Yes, absolutely, there are pockets of racism in America. But among the myriad problems with a "blame the system" narrative is that it obscures and often silences far greater problems than white-on-black racist violence.
Martin's tragic death is a statistical outlier. More whites are killed by blacks than blacks killed by whites (or "white Hispanics"). And far, far more blacks are killed by other blacks. Indeed, if we're going to use the prism of race to analyze murder rates, then the real epidemic is that of black murderers. Heather MacDonald of the Manhattan Institute notes that recent data show black males age 14 to 24 commit homicides at a rate nearly 10 times higher than that of young white and Latino males combined. Surely that's worthy of some soul-searching, too.

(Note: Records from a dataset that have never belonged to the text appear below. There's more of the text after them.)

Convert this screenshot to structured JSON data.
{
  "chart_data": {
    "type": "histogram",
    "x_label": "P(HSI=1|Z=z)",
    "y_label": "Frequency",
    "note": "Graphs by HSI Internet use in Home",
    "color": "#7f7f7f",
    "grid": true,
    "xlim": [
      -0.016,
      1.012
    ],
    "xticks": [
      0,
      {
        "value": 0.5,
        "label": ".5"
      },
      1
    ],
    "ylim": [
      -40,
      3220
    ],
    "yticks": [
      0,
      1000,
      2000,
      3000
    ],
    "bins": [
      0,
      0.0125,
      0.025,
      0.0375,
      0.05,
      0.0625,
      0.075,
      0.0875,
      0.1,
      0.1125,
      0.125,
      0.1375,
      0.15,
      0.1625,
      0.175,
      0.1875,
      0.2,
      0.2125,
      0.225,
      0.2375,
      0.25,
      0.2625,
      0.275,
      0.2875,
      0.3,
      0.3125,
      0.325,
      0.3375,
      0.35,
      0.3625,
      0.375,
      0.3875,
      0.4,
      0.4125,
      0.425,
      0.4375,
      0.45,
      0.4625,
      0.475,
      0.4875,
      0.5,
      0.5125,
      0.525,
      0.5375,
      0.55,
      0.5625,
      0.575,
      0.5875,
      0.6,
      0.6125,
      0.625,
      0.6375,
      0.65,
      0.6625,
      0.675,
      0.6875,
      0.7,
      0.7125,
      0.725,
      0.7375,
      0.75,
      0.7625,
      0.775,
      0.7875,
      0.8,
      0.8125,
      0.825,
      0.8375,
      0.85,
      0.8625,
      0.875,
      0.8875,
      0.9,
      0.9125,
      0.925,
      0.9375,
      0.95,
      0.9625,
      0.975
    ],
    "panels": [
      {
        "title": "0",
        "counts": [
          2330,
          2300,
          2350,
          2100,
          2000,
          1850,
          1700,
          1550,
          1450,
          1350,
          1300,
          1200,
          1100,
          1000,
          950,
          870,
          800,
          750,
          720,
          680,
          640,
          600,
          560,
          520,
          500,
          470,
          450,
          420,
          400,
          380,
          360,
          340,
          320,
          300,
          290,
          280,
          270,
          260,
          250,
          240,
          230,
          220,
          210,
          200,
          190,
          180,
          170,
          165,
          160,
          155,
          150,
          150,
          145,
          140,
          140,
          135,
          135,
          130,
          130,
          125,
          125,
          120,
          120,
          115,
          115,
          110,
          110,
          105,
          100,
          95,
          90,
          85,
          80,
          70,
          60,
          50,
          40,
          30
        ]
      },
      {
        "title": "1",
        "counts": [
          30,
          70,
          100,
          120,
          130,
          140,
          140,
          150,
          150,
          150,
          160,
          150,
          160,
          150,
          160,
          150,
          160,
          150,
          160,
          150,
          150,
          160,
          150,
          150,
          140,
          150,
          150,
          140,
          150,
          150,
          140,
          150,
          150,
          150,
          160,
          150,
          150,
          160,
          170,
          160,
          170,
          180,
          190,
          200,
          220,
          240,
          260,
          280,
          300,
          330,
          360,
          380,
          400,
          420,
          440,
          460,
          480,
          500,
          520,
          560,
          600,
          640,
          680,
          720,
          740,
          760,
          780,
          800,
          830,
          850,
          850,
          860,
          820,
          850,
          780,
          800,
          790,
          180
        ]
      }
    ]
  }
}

And yet, New York Times columnist Charles M. Blow says "the burden of black boys in America" is fear of racist assaults. MSNBC has handed over vast swaths of airtime to its in-house huckster, Sharpton.
No doubt, white -- and "white Hispanic" -- prejudice is a problem for young black men, but the notion that it is the singular or chief "burden of black boys in America" is nonsense. Alas, the very people begging for an honest conversation on race will likely accuse you of racism for saying so.